Nesta sexta-feira (22), o Comitê de Mediação de Conflitos Agrários do Estado de Alagoas, cujo presidente é o secretário-chefe do Gabinete Civil, Álvaro Antônio Machado, reuniu-se para discutir o mapeamento fundiário e a tramitação de processos de reintegração e manutenção de posse de imóveis rurais no Estado.

A reunião aconteceu no Salão de Despachos do Palácio Floriano Peixoto com a presença de representantes da Secretaria de Estado da Articulação Social, do presidente do Instituto de Terras e Reforma Agrária (Iteral), Alan Balbino, da superintendente do Instituto Nacional de Colonização e Reforma Agrária (Incra), Lenilda Lima, da Polícia Militar e de representantes de movimentos sociais (MLST e MTL).

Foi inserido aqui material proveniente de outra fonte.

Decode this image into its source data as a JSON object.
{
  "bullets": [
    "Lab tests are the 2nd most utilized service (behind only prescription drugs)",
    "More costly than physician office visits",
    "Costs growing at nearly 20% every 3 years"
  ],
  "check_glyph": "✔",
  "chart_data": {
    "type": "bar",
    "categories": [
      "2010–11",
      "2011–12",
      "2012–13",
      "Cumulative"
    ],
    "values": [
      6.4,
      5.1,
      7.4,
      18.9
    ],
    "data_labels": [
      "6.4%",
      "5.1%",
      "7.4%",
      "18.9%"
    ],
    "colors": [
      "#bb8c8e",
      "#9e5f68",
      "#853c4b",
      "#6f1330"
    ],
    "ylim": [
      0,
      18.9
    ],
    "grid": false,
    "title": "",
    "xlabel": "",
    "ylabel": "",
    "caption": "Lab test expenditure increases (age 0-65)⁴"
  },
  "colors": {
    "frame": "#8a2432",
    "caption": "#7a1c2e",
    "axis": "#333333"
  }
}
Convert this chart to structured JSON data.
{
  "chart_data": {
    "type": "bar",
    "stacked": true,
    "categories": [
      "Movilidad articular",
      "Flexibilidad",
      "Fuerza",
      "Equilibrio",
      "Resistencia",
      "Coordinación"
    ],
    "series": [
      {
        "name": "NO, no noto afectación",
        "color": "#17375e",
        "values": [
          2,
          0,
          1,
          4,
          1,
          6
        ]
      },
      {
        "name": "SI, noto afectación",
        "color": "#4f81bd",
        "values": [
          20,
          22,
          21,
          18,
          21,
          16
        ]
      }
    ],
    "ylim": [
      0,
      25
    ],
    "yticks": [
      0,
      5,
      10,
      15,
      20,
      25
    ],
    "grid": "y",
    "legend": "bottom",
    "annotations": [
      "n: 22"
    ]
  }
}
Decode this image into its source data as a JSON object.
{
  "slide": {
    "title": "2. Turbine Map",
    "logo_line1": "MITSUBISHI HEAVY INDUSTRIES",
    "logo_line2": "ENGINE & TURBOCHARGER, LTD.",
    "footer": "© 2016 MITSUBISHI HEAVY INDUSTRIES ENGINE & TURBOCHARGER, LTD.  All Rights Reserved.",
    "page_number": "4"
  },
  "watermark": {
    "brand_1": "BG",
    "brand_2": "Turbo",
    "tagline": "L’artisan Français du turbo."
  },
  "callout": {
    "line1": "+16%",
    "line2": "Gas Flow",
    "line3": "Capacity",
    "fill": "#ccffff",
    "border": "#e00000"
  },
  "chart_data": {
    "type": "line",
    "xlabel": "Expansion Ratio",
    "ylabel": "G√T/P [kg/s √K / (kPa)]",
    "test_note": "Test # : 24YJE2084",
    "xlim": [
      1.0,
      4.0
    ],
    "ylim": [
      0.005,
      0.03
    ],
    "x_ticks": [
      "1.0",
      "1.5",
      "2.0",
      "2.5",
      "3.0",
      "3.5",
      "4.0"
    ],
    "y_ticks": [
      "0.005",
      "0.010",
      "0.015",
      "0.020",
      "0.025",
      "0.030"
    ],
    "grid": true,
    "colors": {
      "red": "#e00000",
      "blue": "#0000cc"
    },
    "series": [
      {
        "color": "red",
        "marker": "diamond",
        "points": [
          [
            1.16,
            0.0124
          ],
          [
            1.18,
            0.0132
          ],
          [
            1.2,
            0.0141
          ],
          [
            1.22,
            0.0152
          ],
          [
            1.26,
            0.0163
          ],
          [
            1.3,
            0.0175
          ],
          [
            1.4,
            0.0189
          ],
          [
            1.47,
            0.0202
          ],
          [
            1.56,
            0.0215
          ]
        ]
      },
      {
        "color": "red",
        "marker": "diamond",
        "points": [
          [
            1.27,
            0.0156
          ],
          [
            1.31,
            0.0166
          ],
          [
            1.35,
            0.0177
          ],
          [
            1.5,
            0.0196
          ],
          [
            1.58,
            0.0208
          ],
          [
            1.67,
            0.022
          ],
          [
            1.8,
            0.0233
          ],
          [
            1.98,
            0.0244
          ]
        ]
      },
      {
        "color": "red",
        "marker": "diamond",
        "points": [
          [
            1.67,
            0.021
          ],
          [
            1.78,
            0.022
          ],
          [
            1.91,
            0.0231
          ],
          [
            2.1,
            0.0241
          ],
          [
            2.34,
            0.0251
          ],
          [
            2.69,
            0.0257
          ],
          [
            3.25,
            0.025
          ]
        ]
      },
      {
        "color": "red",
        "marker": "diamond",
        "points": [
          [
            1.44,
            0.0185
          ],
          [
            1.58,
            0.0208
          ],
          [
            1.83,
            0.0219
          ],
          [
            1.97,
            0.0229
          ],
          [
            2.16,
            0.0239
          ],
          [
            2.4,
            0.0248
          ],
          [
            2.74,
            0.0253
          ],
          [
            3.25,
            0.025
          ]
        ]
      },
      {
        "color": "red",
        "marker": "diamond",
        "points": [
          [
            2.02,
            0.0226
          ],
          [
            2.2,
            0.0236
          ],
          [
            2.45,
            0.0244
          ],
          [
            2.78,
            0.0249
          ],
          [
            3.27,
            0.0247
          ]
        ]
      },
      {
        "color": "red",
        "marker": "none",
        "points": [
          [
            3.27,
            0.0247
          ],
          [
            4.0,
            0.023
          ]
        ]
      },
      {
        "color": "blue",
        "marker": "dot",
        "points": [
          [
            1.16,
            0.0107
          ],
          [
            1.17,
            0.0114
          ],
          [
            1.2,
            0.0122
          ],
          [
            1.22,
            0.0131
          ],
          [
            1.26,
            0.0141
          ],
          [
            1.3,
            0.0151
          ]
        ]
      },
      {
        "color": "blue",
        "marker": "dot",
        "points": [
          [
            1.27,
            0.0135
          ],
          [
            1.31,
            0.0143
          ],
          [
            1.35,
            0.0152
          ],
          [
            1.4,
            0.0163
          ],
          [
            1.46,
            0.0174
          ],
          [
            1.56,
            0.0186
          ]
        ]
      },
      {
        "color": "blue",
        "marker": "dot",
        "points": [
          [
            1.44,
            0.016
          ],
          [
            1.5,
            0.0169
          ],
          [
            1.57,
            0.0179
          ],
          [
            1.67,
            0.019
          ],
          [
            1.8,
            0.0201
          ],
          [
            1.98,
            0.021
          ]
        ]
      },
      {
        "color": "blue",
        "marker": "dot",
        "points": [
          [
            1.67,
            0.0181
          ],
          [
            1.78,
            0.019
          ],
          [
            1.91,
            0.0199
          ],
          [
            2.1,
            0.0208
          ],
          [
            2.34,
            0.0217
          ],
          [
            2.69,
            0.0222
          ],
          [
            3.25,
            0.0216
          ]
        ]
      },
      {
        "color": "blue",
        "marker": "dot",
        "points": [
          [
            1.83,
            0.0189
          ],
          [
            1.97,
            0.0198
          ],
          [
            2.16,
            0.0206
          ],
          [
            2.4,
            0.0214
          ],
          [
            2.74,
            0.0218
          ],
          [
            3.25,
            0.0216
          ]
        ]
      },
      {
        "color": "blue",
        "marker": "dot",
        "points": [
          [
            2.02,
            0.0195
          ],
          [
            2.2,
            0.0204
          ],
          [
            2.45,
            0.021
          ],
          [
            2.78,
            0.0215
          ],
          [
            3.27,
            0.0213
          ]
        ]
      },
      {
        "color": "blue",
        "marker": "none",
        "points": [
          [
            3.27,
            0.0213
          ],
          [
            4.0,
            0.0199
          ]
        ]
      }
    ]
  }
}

O presidente do Iteral, Alan Balbino, informou que em função das atividades do Programa de Reforma Agrária de Alagoas, que inclui o mapeamento fundiário, já foram entregues 700 títulos de posse de terra aos moradores de diversos municípios alagoanos. No entanto, o índice de registro desses títulos em cartório é muito baixo e a principal causa são as altas taxas cartoriais, dificultando o processo de regularização fundiária no Estado.

Para resolver essa questão, o governador Teotonio Vilela Filho encaminhou à Assembleia Legislativa a mensagem nº 46, de 28 de agosto de 2013, com o Projeto de Lei que permite a isenção do pagamento dessas taxas pelos portadores dos títulos de posse de terra emitidos pelo Iteral, mas o Projeto ainda não foi aprovado pela ALE.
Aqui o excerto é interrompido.